Sejarah konsumsi pangan tidak bisa lepas dari apa yang oleh Michael Carolan, seorang sosiolog dari Amerika Serikat, sebut sebagai politik pangan yang menubuh. Teman-teman mungkin langsung memicingkan mata ketika mendengar kata politik. Politik yang sering kita lihat umumnya kita sebut sebagai politik praktis, politik yang dipraktekkan oleh kader-kader partai, calon anggota legislatif, dan calon pemimpin daerah untuk memperoleh kursi kekuasaan. Politik dalam pengertian yang lebih luas berhubungan dengan perilaku penguasa dalam memperluas pengaruh dan kekuasaannya ke khalayak luas. Tulisan-tulisan lain di dalam edisi ini (Baca artikel oleh Fictor Ferdinand bertajuk Makanan dan Politik: Bagaimana Hubungan Makanan, Negara dan Kedaulatan Diri) menangkap dengan tajam bagaimana pangan terjalin erat dengan politik dan kekuasaan, bahkan sejak zaman kerajaan-kerajaan Hindu di Nusantara – dan bagaimana pilihan komoditas acapkali berhubungan dengan cara pemerintah memastikan hubungan patronasinya dengan rakyat jelata. Akan tetapi, politik pangan ini belum cukup menjelaskan, mengapa pola-pola interaksi manusia dan pangan tertentu (sebut saja, gandum atau beras, atau segala bentuk makanan siap saji) bisa lebih mendominasi hidup kita ketimbang yang lain?

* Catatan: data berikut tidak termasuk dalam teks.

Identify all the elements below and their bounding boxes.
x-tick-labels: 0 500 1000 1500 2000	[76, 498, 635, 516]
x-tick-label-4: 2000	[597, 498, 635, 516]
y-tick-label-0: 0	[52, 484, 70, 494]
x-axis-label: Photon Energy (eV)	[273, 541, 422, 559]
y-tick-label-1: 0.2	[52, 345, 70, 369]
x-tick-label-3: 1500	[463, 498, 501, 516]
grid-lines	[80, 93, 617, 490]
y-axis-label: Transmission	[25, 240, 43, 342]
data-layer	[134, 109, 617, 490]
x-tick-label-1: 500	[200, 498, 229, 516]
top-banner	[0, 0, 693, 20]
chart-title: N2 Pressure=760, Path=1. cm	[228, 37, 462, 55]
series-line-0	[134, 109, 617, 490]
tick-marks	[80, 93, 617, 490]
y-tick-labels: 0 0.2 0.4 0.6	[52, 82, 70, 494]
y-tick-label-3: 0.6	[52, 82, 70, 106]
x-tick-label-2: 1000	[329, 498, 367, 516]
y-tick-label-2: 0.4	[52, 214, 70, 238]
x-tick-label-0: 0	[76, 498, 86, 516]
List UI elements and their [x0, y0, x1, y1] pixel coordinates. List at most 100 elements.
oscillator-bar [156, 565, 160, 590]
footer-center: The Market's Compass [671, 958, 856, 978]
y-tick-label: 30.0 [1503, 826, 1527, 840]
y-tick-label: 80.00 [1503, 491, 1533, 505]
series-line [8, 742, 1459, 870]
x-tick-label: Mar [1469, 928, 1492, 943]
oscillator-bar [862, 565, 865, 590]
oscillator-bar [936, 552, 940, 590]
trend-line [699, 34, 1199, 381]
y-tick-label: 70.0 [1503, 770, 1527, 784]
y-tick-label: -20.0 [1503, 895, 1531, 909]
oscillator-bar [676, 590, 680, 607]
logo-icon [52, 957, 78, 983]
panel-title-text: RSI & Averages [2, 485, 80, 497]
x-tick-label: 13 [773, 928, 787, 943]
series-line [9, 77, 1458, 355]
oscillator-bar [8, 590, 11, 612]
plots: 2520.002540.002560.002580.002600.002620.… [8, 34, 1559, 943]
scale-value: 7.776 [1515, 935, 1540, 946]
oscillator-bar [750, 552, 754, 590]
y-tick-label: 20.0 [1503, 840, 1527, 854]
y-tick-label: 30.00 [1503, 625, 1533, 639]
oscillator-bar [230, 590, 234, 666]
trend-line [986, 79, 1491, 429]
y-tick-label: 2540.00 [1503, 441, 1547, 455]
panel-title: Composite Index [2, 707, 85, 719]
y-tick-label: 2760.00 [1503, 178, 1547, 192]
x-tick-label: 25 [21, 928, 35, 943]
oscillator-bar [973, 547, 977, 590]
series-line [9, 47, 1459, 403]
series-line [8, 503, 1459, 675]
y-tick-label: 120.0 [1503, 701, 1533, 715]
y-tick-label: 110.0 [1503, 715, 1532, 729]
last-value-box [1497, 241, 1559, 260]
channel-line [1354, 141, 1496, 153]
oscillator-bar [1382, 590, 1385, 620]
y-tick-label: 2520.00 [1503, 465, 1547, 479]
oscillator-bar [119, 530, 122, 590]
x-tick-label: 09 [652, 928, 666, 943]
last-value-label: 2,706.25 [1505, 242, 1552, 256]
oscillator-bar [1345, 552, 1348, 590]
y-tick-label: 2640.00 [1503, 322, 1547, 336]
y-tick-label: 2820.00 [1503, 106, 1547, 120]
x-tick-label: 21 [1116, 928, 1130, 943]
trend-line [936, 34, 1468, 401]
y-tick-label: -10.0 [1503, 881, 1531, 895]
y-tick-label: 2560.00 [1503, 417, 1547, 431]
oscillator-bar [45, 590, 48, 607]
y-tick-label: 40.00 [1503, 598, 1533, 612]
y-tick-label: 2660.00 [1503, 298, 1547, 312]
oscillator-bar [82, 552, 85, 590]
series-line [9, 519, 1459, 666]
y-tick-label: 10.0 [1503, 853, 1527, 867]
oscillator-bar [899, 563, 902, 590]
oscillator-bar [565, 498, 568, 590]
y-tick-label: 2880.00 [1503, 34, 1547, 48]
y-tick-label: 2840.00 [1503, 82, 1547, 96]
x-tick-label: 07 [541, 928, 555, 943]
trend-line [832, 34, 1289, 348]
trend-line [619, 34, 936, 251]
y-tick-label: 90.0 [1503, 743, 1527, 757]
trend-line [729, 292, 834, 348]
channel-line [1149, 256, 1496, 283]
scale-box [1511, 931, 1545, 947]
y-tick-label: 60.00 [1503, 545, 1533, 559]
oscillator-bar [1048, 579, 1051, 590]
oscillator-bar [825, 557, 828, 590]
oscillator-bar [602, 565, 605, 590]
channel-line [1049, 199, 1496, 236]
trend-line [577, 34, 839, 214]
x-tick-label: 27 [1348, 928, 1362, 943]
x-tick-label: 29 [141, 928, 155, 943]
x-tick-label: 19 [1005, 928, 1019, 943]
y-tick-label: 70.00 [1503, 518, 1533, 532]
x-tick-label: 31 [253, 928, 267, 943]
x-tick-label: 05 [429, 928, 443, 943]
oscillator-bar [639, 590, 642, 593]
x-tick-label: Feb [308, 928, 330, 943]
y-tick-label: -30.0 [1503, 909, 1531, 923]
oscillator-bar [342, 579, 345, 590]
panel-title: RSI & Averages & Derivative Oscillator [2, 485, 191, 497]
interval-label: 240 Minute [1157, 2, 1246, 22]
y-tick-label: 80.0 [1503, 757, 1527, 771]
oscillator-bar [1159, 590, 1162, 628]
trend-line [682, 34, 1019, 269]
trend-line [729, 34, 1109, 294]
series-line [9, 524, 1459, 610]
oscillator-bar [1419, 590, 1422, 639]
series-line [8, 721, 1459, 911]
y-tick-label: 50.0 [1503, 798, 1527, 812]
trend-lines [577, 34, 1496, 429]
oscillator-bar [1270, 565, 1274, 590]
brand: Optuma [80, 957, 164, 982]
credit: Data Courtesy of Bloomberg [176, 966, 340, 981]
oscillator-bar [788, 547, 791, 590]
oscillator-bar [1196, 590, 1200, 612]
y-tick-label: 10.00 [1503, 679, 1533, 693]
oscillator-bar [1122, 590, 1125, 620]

Tentang selera dan politik yang menubuh
Di sinilah maksud dari pangan sebagai politik yang menubuh. Untuk bisa berdampak luas, politik harus meresap ke dalam tubuh setiap warga, dan apa yang bisa meresap dengan lebih baik ke dalam tubuh selain pangan? Kita tahu bahwa pangan melekat pada manusia melalui kebutuhan dasarnya dan nilai gizi yang terkandung di dalam pangan. Akan tetapi, yang lebih penting lagi adalah bahwa pangan melekat melalui rasa dan selera. Upaya pemerintah mendorong warganya untuk membaca buku atau menerapkan Keluarga Berencana, sebagai contoh, tidak bisa seefektif dorongan untuk memakan nasi, karena, sekalipun dimulai dari paksaan, konsepsi tentang nasi mampu meresap ke setiap warga melalui pengalaman dan proses internalisasi nasi sebagai pangan yang ‘baik’. Hal inilah yang menyebabkan beras pada akhirnya bisa diterima di Papua dan kepulauan timur sekalipun itu bukan makanan pokoknya. Tapi rasa dan selera tidak berhenti di sini – selera, lebih lanjut, adalah produk kelas sosial.
Adalah Pierre Bourdieu, seorang filsuf dan sosiolog Perancis, yang mengedepankan teori di mana selera mencerminkan dan menjadi simbol bagi kelas atau kelompok masyarakat tertentu. Di dalam bukunya, La Distinction, Bourdieu berargumen bahwa selera tidak diciptakan oleh individu, tetapi dibangun dari nilai-nilai yang ingin dipertahankan oleh suatu kelas masyarakat, untuk membedakan (distinguish) antara kelasnya dan kelas lain yang lebih rendah. Kita tumbuh dan menyukai satu dan lain hal melalui cerapan kita terhadap lingkungan sosial di sekitar kita. Individu memiliki kecenderungan untuk berada sejalan dengan kelas sosial di mana ia berada (atau di mana ia ingin berada). Kelas yang berkuasa kemudian bisa mendikte selera mana yang bagus, dan mana yang tidak. Kelas jelata, pada akhirnya, menerima ini sebagai sesuatu yang membedakan mereka, dan mendorong individu-individu untuk pindah ke kelas yang dianggap lebih baik melalui upaya untuk mencerap selera itu.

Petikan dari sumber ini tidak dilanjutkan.